All I had to do was look, and there was nothing to look at. The land was flat and full of nothing. So much nothing. Scrubby trees, sparse plants, lots of rocks, little deer, and probably thousands of snakes. The only good thing about this terrain was that there was nowhere for ambushers to hide. No daytime attack could be a surprise, unless the attackers dropped from the sky. And if anything was rarer than good cars in this area of our planet, it was airplanes.
When we stopped to eat—Jim had packed some food into a little box with an ice compartment, for a pretty penny—Paulina and Eli hunched over the map, trying to find a place we could reach before nightfall.
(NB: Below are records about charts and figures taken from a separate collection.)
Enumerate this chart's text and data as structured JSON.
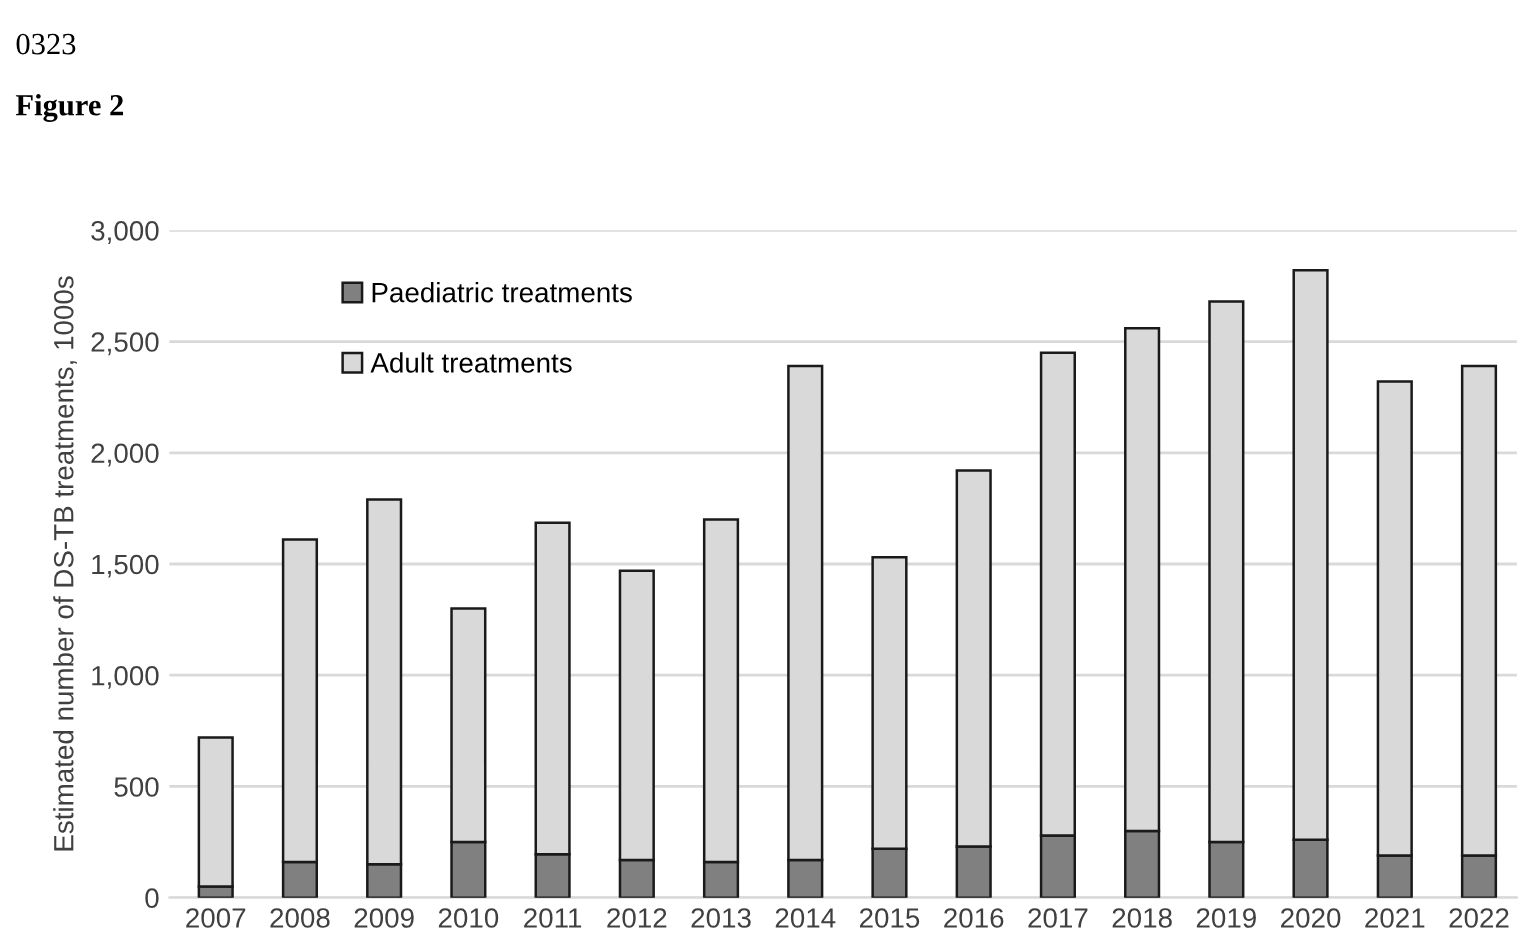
{
  "chart_data": {
    "type": "bar",
    "stacked": true,
    "annotations": [
      "0323",
      "Figure 2"
    ],
    "ylabel": "Estimated number of DS-TB treatments, 1000s",
    "categories": [
      "2007",
      "2008",
      "2009",
      "2010",
      "2011",
      "2012",
      "2013",
      "2014",
      "2015",
      "2016",
      "2017",
      "2018",
      "2019",
      "2020",
      "2021",
      "2022"
    ],
    "series": [
      {
        "name": "Paediatric treatments",
        "color": "#808080",
        "values": [
          50,
          160,
          150,
          250,
          195,
          170,
          160,
          170,
          220,
          230,
          280,
          300,
          250,
          260,
          190,
          190
        ]
      },
      {
        "name": "Adult treatments",
        "color": "#d9d9d9",
        "values": [
          670,
          1450,
          1640,
          1050,
          1490,
          1300,
          1540,
          2220,
          1310,
          1690,
          2170,
          2260,
          2430,
          2560,
          2130,
          2200
        ]
      }
    ],
    "ylim": [
      0,
      3000
    ],
    "yticks": [
      {
        "value": 0,
        "label": "0"
      },
      {
        "value": 500,
        "label": "500"
      },
      {
        "value": 1000,
        "label": "1,000"
      },
      {
        "value": 1500,
        "label": "1,500"
      },
      {
        "value": 2000,
        "label": "2,000"
      },
      {
        "value": 2500,
        "label": "2,500"
      },
      {
        "value": 3000,
        "label": "3,000"
      }
    ],
    "grid": "y",
    "legend": "top left"
  }
}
They came up with nothing.
We drove and drove the rest of the day, taking turns at the wheel. I didn’t mind driving when there was so clearly no one else around. While I was at the wheel, Paulina and Eli both fell asleep after they were sure I was competent. I didn’t have anything to think about that I hadn’t already gone over in my mind a million times on this trip, and it was hard to push off the sadness. I was still grieving for my friends, but I didn’t want to talk about it to anyone else . . . if there’d been anyone around who cared. It was my own grief. I could feel it fading away into something I simply accepted, because that’s the way I am. I knew I’d feel better. It was living until then that was hard.